GNYHA urged CMS to rescind the survey, arguing that this intended use would undermine the 340B program by cutting payments to safety net hospitals and impose excessive burden on our members.
Protecting the 340B Program
GNYHA emphasized that the 340B program’s savings enable eligible safety net hospitals to provide important community benefits through various programs and services. If CMS uses the survey information to cut payments to hospitals for 340B-acquired drugs, it would substantially reduce or eliminate 340B savings, which is counter to the program’s intent “to stretch scarce federal resources as far as possible, reaching more eligible patients and providing more comprehensive services.” GNYHA also pointed out that such a policy fails to recognize the additional costs incurred by 340B participants to ensure program compliance.

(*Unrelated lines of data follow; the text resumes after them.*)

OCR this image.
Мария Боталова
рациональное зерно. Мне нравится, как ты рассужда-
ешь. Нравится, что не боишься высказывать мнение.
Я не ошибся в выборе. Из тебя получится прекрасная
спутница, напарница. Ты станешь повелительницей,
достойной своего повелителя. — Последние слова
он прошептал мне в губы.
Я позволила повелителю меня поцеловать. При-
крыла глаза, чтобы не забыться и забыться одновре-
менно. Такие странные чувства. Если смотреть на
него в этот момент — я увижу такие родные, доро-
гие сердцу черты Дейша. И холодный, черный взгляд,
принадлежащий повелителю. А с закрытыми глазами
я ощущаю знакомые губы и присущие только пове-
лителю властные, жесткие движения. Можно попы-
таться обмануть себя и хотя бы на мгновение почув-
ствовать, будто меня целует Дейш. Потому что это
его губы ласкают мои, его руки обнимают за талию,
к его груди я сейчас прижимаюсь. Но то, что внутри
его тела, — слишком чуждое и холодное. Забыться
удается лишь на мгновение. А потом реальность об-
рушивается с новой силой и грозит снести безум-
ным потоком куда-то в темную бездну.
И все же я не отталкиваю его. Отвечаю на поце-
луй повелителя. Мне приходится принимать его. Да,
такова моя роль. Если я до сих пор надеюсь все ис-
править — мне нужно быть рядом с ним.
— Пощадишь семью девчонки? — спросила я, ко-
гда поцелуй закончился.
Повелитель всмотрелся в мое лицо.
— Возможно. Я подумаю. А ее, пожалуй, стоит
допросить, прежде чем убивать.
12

GNYHA also argued the following about the burdensome survey:
- Department-level reporting is unnecessary. This level of detail would be difficult to provide and offers no apparent benefit because a drug’s acquisition cost is the same across departments
- Hospitals should not be required to report data at the billable unit level. Reporting data at the Healthcare Common Procedure Coding System (HCPCS) level versus the National Drug Code (NDC) level requires hospitals to crosswalk NDCs to the applicable HCPCS codes and recalculate each drug’s acquisition cost at the billable unit level, which is a complex, time-consuming task
- The template should be simplified and modified. GNYHA recommended that CMS make changes to the proposed template, including pre-populating some fields to reduce burden and ensure consistent reporting
GNYHA argued that the Secretary of Health and Human Services is not authorized to conduct such a survey on a select group of hospitals—such as 340B hospitals—because it is required by law to “…have a large sample of hospitals that is sufficient to generate a statistically significant estimate of the average hospital acquisition cost for each specified covered outpatient drug.” Confidentiality clauses in wholesaler contracts also could make survey compliance difficult for hospitals.